The provincial agriculture department announced recently its intent to overhaul the regulated marketing system and move to a direct contracting model versus the current negotiation model between growers and processors. The Ontario Processing Vegetable Growers says they were not consulted on the change, nor were they informed a decision had been made ahead of the announcement.

Cathy Lennon, general manager of Ontario Processing Vegetable Growers (OPVG), says the province made the move to address “decreasing investment and declining volumes” in the industry, a claim she says OPVG’s statistics do not support. While the government is fingering the cost of produce as a challenge to keeping processors in Ontario, Lennon says processors have identified alternative challenges — things such as hydro costs, taxes, access to labour, and foreign worker programs.

What’s more, the OPVG board held a meeting at the Ontario Ministry of Agriculture, Food, and Rural Affairs office very recently, but no mention of the impending change or decision was discussed, according to Lennon.

There is a concern that the decision to move to a direct contracting model will lead to fewer growers producing more of the crop at a lower price. Currently, about 80 farm families produce processing tomatoes for the industry. (Story continues below)

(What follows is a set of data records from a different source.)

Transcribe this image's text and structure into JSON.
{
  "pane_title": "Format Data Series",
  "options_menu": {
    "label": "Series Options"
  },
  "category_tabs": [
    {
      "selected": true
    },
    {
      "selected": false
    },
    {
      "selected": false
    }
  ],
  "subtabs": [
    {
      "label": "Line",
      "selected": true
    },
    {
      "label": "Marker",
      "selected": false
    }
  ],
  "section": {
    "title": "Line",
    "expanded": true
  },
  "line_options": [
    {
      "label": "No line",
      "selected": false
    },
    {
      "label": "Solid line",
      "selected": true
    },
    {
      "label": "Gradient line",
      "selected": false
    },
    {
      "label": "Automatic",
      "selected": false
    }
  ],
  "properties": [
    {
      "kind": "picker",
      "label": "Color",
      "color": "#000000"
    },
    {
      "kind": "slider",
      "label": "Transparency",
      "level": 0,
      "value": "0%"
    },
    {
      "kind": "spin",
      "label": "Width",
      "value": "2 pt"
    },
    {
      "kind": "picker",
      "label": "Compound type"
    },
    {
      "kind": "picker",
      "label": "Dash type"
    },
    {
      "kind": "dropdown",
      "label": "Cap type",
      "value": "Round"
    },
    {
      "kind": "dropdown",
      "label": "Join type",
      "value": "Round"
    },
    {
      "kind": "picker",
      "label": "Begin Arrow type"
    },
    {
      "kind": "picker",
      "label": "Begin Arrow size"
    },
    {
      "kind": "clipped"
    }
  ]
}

“The board’s position on changes to the marketing system has been clear – we want the opportunity to be involved in developing a marketing structure and process that directly impacts the livelihood our farm families depend on,” says OPVG vice chair Michael Denys in a news release.

The organization is a marketing board regulated under the Farm Products Marketing Act and represents nearly 400 Ontario processing vegetable growers producing just under $100 million worth of crops such as tomatoes, onions, sweet corn, carrots, cucumbers, green, wax and lima beans, green peas, squash and pumpkin.